Lumière bleue : Un spectre qui dérègle notre horloge interne
- caglioti piller audrey
- 23 juin
- 3 min de lecture
Numéro 7- Kiné Solutions - Juin 2025

Parmi les nombreux paramètres environnementaux susceptibles d’influencer la santé au travail, l’exposition à la lumière bleue reste souvent négligée. Pourtant, les recherches récentes convergent : une exposition prolongée ou inadaptée à la lumière bleue artificielle – notamment en fin de journée – perturbe les rythmes circadiens, altère la qualité du sommeil, et contribue à la fatigue cognitive.
Dans un contexte de généralisation du télétravail, d’open spaces à éclairage LED, et d’hyperconnexion professionnelle, il devient urgent d’intégrer ce facteur dans une approche globale de prévention.
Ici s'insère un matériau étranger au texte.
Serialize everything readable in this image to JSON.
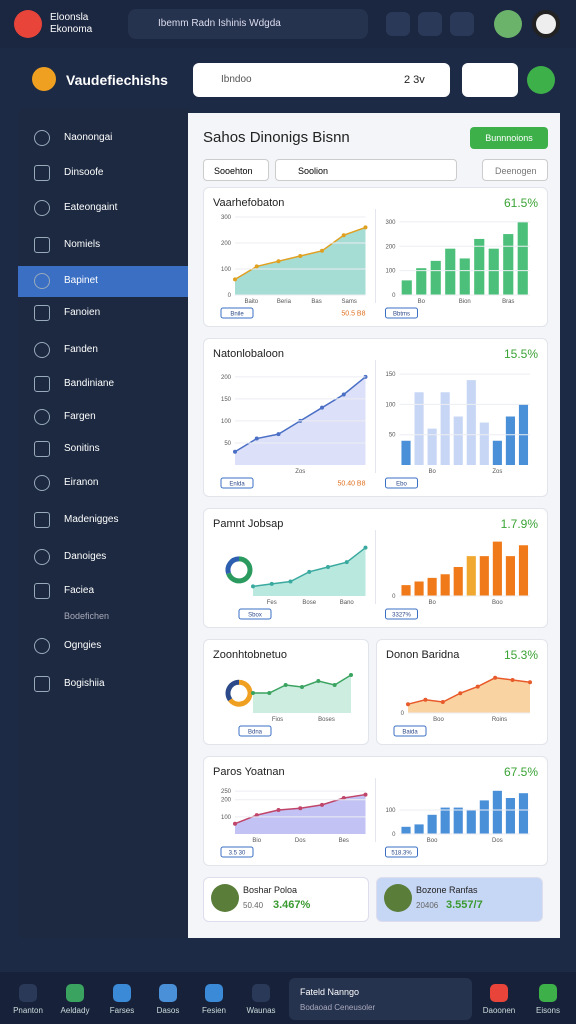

La lumière bleue est naturellement présente dans le spectre solaire, et joue un rôle important dans la régulation de l’horloge circadienne.
En journée, cette stimulation est bénéfique : elle améliore l’éveil, l’attention, et les performances cognitives. En revanche, en soirée ou en cas d’exposition prolongée à des sources artificielles (écrans, LED froides), elle inhibe la production de mélatonine, retardant l’endormissement et perturbant la structure du sommeil.
Les conséquences sont nombreuses : désynchronisation des rythmes veille/sommeil, sommeil fragmenté, moins profond, réduction de la durée totale de sommeil, fatigue matinale, troubles de l’humeur, baisse de vigilance, et à long terme : troubles métaboliques, cardiovasculaires, immunitaires.
Des études ont mis en évidence chez les travailleurs de bureau qu’ une exposition tardive aux écrans est corrélée à un sommeil plus court, une somnolence diurne accrue, et une fatigue cognitive en fin de journée.
En télétravail : l’absence de repères temporels favorise l’usage prolongé des écrans sans phase de récupération ni exposition à la lumière naturelle.
Pour les travailleurs en horaires décalés, une mauvaise gestion de la lumière (notamment artificielle) aggrave les troubles du sommeil et du métabolisme déjà liés au travail de nuit.
Plus globalement, l’altération chronique du sommeil est désormais reconnue comme un facteur de risque pour : le burn-out, les troubles musculosquelettiques, et dépressifs.
L’enjeu de la lumière bleue dépasse largement le seul contexte de travail. Notre environnement personnel est tout aussi saturé d’écrans : télévision, smartphone, tablette, liseuse, ordinateurs personnels… Autant de sources d’exposition prolongée, souvent en fin de journée ou en soirée, au moment même où notre organisme a besoin d’obscurité progressive pour enclencher les mécanismes de récupération. Or, cette surexposition est souvent renforcée par des comportements de plus en plus ancrés : navigation sur les réseaux sociaux en soirée, consultation systématique du téléphone au réveil ou dans la nuit...
Ces usages « personnels » s’additionnent à la charge d’exposition déjà accumulée au travail, créant un déséquilibre chronique qui dérègle progressivement les rythmes biologiques, souvent sans que la personne en ait conscience.
Pour limiter les effets de la lumière bleue sur le sommeil et la santé, il est essentiel de favoriser l’exposition à la lumière naturelle, notamment le matin, afin de synchroniser l’horloge biologique.
En parallèle, il est recommandé de réduire l’usage des écrans en soirée, en évitant téléphones, ordinateurs ou tablettes au moins une heure avant le coucher. L’activation du mode "nuit" ou l’utilisation de filtres à lumière chaude sur les appareils permet également de diminuer l’impact lumineux.
En entreprise, l’aménagement de postes bien éclairés naturellement, l’usage d’éclairages adaptés et une sensibilisation aux enjeux de l’hygiène numérique complètent la prévention. Enfin, encourager des temps de déconnexion en dehors du travail contribue à une meilleure récupération cognitive et à un sommeil de qualité.
La lumière bleue n’est pas en soi pathogène, mais c’est son excès, son usage prolongé, ou son exposition mal calée dans le temps qui peuvent devenir délétères pour la santé.
Dans un monde de travail numérique, connecté et parfois désynchronisé, la gestion de la lumière – au même titre que l’ergonomie physique ou la charge mentale – devient un levier essentiel de prévention santé.